The $48,200 grant for the Police Department would coincide with a larger $461,000 project, approved earlier by the board, to upgrade software used by officers.
That amount ($48,200), Assistant Police Chief Craig Fillers said, "amounts to a little over 10 percent of the total cost of the project."
PUBLIC WORKS GRANT
A Tennessee Department of Environment and Conservation (TDEC) Green Development grant application was approved for the Public Works Department.
If approved, the grant, which has a 20 percent local match, would be used in a project to reduce storm water runoff and improve water quality, Public Works Director Brad Peters told the board.
Peters said that he worked with Town Environmentalist Debbie Smith to develop a project that would qualify for the grant funds.
He said what he and Smith felt would be most beneficial would be to modify a parking lot near NPAC, adjacent to the adult education center.
TO RENOVATE PARKING LOT
"What we would recommend to the board would be to apply for this grant to, basically, renovate this lot," Peters said.
The grant is for a maximum of $30,000, Peters said.
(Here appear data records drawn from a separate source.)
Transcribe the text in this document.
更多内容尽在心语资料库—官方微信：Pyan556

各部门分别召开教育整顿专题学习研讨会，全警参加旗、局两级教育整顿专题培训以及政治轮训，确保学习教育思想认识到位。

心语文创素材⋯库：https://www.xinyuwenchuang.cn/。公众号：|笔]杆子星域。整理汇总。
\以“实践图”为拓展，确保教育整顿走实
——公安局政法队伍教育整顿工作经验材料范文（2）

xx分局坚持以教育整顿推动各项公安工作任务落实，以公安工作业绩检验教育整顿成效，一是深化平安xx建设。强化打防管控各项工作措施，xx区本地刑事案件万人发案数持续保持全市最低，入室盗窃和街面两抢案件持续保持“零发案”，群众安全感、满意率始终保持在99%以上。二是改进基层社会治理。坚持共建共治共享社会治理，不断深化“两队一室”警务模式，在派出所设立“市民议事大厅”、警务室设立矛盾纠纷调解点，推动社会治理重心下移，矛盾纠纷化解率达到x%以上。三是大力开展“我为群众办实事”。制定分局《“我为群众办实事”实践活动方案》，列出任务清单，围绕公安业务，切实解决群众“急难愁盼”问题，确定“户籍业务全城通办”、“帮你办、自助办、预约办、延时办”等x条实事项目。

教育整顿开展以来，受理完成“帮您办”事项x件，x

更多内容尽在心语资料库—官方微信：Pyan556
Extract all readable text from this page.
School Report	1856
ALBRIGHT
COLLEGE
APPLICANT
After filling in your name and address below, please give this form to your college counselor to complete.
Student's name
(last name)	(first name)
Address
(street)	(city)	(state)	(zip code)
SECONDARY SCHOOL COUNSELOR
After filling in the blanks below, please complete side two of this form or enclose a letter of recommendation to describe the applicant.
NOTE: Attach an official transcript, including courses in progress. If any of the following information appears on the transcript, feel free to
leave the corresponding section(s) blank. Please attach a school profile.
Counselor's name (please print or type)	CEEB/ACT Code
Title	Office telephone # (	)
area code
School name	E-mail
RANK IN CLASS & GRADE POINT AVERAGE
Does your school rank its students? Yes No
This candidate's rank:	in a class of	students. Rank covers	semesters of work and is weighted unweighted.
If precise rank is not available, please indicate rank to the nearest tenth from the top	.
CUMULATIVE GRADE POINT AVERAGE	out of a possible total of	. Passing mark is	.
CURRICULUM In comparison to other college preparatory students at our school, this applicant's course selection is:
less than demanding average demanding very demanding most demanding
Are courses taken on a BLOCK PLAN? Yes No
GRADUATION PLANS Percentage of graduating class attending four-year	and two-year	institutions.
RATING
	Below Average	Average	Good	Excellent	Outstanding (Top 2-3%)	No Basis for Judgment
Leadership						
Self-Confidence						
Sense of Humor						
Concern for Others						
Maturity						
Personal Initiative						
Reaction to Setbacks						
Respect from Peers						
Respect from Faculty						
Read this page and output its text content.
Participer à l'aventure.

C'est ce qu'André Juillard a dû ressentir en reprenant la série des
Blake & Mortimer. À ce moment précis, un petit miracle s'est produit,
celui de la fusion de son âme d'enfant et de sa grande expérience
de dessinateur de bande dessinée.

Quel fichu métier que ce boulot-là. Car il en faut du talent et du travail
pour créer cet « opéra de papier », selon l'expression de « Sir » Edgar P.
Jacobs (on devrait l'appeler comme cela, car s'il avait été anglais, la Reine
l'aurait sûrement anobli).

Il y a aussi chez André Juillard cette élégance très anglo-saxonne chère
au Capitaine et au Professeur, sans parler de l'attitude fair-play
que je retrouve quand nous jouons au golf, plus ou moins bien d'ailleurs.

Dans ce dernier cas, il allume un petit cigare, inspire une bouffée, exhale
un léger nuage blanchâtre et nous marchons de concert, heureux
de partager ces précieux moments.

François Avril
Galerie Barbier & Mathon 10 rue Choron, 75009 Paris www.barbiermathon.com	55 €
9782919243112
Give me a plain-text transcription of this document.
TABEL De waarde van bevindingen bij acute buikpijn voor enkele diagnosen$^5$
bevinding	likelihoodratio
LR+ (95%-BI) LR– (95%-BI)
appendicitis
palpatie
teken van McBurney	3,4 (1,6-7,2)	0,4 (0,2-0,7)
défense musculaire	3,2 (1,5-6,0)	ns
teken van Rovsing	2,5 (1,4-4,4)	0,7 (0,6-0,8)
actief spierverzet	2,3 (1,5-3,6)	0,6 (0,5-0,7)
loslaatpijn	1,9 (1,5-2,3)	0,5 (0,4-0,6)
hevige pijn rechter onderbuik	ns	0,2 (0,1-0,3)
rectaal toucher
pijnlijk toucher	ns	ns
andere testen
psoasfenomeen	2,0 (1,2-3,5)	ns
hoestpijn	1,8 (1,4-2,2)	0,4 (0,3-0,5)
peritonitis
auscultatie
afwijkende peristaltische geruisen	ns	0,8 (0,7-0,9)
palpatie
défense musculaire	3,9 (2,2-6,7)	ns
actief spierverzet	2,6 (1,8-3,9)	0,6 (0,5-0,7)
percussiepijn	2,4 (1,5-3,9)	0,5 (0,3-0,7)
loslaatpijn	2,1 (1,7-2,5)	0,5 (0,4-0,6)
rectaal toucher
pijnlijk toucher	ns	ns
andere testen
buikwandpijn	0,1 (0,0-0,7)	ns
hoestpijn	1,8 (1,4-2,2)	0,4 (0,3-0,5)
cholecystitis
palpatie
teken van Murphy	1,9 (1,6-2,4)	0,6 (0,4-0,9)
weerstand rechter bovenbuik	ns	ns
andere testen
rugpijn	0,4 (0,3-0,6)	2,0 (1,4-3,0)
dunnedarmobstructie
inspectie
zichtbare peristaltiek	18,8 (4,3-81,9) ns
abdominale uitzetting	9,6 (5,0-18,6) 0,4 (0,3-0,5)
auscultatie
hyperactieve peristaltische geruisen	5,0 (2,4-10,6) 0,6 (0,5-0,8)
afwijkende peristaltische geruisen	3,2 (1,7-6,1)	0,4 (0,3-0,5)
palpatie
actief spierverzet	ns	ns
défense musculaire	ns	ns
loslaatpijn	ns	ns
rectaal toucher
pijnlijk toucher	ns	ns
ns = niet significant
The local match would be $7,500, he told the board.
The parking lot renovation would occur in phases, Peters said, with the first phase affecting an area nearest Tusculum Boulevard in the existing parking lot.
He estimated it would take three phases to renovate the entire lot.
The cost of the first phase would be predominantly covered by the grant, if it is awarded.
"We've not obligated ourselves with any funding or anything, but we did work with an engineer to do a cost-estimate on what it would take to renovate that lot," Peters said.
The engineer, Peters said, recommended that asphalt be used in the lot to assist with runoff during rain.
"We've already got a problem in this area anyway on Tusculum Boulevard of flooding during heavy rains we've had lately. This would help alleviate that," Peters said.
The engineer's recommendation, Peters said, would result in 74 parking spots. The first phase would renovate an area that accommodated 20 of those parking spaces, Peters said.
Without discussion, the board voted unanimously to authorize the grant application.